By Louie Stout
You don’t have to tell St. Joseph River anglers that the quality of bass fishing on the river is good.
Nor do you have to convince Indiana DNR Biologist Larry Koza, who oversees Indiana’s section of the St. Joe.
“I think the St. Joe continues to be underrated for bass, especially smallmouth,” he said this week. “The locals who fish it know what’s there but I’m not sure a lot of people outside that area appreciate how good it is.”
Koza knows because he spent several hours last fall shocking the river looking at smallmouth for a DNR study. His crew surveyed seven stations from St. Patrick’s Park in South Bend upstream to Bristol, Ind.
It was the first time the DNR crew had taken a close look at the smallmouth population since 2013.Although the previous survey revealed quite a few smaller fish, the numbers of legal-size fish (15 inches or bigger) that he saw last fall were pretty impressive and equivalent to what he saw in 2013.
“When you shock up three smallmouth pushing 21 inches that’s impressive,” he said. “Equally impressive was the number of fish we saw over 15 inches.”
Koza said the stations that produced the better smallmouth fishing were similar to those they found in the 2013 study.
“The upper river station near Bristol produced the most fish in both studies,” he said. “There’s great habitat up there and it produced several of the bigger fish.”
He also noted that stretches directly below each dam yielded quite a few smallmouth.
“The St. Joe smallmouth really prefer the high current areas,” Koza said. “The worse catches of smallmouth were in the impoundment sections where the river becomes more of a lake.”
The lower section near St. Patrick’s Park was pretty good too.
“Not surprisingly, the wood piles around the bank in high current areas are where we turned up a lot of smallmouth,” he said.
One major difference between last year and the 2013 survey is the lack of one-year old fish he encountered. When he shocked the same areas under similar conditions last fall, there weren’t as many youngsters in his collection.
“In all likelihood, 2013 was a banner spawning year for the smallmouth,” he said. “Also, we had a major flood in the river system (last year) that could have affected the smaller fish numbers, but I’m not too concerned.”
What about the bass “slot” size limit imposed on Hoosier rivers in 2012? Did he notice changes in the fishery as result of the regulation change?
Many bass tournament anglers believe the slot limit has improved the overall quality of what they are catching throughout the river.

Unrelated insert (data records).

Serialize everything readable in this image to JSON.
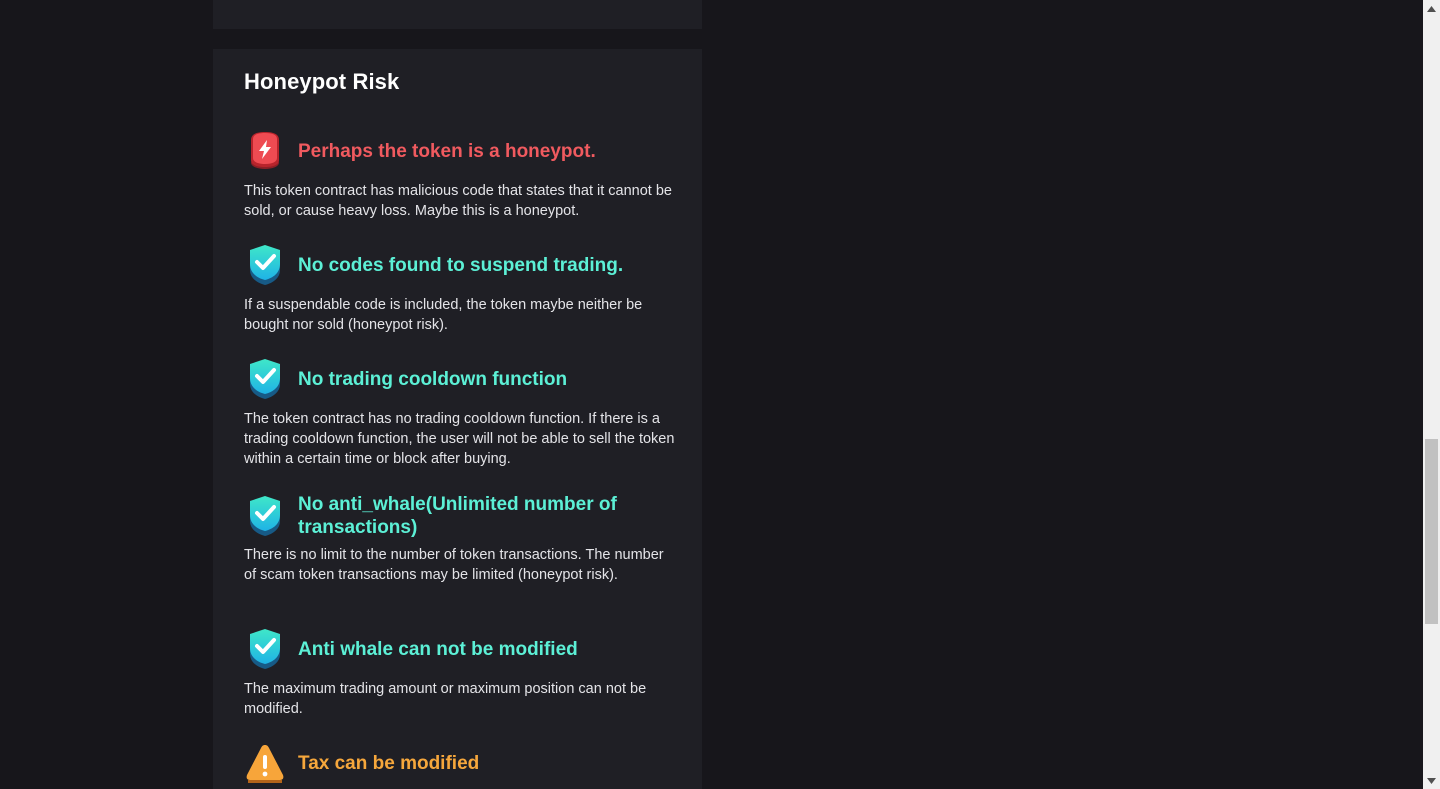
{
  "section": {
    "title": "Honeypot Risk"
  },
  "items": [
    {
      "status": "danger",
      "icon": "danger-bolt-icon",
      "title": "Perhaps the token is a honeypot.",
      "description": "This token contract has malicious code that states that it cannot be sold, or cause heavy loss. Maybe this is a honeypot."
    },
    {
      "status": "safe",
      "icon": "shield-check-icon",
      "title": "No codes found to suspend trading.",
      "description": "If a suspendable code is included, the token maybe neither be bought nor sold (honeypot risk)."
    },
    {
      "status": "safe",
      "icon": "shield-check-icon",
      "title": "No trading cooldown function",
      "description": "The token contract has no trading cooldown function. If there is a trading cooldown function, the user will not be able to sell the token within a certain time or block after buying."
    },
    {
      "status": "safe",
      "icon": "shield-check-icon",
      "title": "No anti_whale(Unlimited number of transactions)",
      "description": "There is no limit to the number of token transactions. The number of scam token transactions may be limited (honeypot risk)."
    },
    {
      "status": "safe",
      "icon": "shield-check-icon",
      "title": "Anti whale can not be modified",
      "description": "The maximum trading amount or maximum position can not be modified."
    },
    {
      "status": "warn",
      "icon": "warning-triangle-icon",
      "title": "Tax can be modified",
      "description": ""
    }
  ],
  "colors": {
    "danger": "#f05a5f",
    "safe": "#5cf0d6",
    "warn": "#f6a73c",
    "card_bg": "#1f1f25",
    "page_bg": "#17161b"
  }
}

Under the current regulation, you can’t keep any bass between 12 and 15 inches and no more than two over 15 inches. Prior to the 2012 change, anglers could keep five bass as long as they were 14 inches or longer.
Koza says it’s tough to evaluate the slot limit’s effectiveness based upon last fall’s survey.
“It’s hard to draw conclusions from one survey,” he said. “Until we do more intensive work, we really can’t evaluate that, but I do think you’re seeing signs that protecting that size of fish is a good thing. Those 15-inch-plus fish are maturing to a good spawning age.”